The dollar hit a six-week low against a basket of currencies after U.S. manufacturing output data on Friday showed an unexpected fall in January.
Speculators raised their bets in gold futures and options to a three-month high, according to data from the Commodity Futures Trading Commission.
Regulatory filings also showed hedge fund Paulson & Co maintained its stake in the world's biggest gold-backed exchange-traded fund, SPDR Gold Trust, in the fourth quarter.
But investor confidence is not uniformly positive and holdings of the SPDR fund fell 5.10 tonnes to 801.25 tonnes on Friday - the first drop in three weeks. They have remained relatively stable over the past few weeks, compared with last year's 500-tonne outflow.
Analysts said that without any meaningful shift in investor sentiment and given the positive macroeconomic outlook, gold's rally may be short-lived.
"The question is how much further it can run ... it could be pushed towards the mid-1,400 but I have my doubts that we are back in a bull market," Corrigan said.
Gold premiums in India, the world's second-biggest consumer of the metal after China, recovered 21 percent from their four-month low as the federal government kept the import duty steady at a record 10 percent.
Premiums recovered to $75 an ounce on London prices from $62 an ounce on Friday, when they fell due to speculation over a cut in customs duty.

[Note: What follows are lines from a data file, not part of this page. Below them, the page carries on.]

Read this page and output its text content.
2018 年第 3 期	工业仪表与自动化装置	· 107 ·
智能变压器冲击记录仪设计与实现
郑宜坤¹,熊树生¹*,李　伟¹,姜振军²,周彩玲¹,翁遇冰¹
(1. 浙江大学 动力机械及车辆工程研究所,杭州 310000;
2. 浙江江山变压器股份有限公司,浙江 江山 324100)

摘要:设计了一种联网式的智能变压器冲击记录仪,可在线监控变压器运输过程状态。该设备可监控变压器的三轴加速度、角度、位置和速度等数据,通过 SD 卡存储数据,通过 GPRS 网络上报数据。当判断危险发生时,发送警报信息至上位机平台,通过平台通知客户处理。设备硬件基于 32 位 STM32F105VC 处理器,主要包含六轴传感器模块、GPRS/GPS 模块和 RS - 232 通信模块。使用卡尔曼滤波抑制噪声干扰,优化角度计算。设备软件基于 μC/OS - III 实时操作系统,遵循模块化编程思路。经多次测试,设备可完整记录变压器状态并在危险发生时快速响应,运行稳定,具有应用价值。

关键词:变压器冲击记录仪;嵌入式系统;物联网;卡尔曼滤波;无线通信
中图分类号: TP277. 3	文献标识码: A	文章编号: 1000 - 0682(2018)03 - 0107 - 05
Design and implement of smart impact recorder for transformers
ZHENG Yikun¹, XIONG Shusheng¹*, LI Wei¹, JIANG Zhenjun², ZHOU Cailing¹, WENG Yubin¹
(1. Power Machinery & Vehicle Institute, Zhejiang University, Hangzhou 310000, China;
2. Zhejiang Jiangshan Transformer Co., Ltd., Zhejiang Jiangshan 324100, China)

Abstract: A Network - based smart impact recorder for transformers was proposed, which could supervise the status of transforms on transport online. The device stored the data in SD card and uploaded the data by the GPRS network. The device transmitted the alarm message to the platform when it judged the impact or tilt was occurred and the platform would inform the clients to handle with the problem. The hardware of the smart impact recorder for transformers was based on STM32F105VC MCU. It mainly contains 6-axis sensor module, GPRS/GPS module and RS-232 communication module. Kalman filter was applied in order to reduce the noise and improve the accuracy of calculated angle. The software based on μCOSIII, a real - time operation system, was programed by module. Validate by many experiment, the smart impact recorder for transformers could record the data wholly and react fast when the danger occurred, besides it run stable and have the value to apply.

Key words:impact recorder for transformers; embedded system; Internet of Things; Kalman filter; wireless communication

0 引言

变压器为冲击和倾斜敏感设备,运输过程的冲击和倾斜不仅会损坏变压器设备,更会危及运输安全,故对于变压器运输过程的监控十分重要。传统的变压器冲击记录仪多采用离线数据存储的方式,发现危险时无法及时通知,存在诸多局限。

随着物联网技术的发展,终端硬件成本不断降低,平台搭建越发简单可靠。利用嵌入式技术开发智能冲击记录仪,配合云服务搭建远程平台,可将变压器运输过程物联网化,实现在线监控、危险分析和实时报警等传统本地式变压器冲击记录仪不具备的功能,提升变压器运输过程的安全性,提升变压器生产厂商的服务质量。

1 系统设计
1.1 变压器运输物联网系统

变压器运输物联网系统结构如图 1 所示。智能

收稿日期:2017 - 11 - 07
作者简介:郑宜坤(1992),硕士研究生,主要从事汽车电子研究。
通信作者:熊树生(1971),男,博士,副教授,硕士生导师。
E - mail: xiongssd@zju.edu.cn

India's finance minister said on Monday that the government would look into relaxing gold imports curbs.
Buying in China picked up from Friday's levels. Premiums for 99.99 percent purity gold on the Shanghai Gold Exchange rose to about $7 from $5.50 on Friday, though volumes were lower.
Silver climbed to its highest level since November at $21.96 an ounce, before trading up 1 percent at $21.68. The metal has gained 12 percent since the start of the year.
Platinum was unchanged at $1,424.70 an ounce, while palladium gained 0.3 percent to $736.75 an ounce.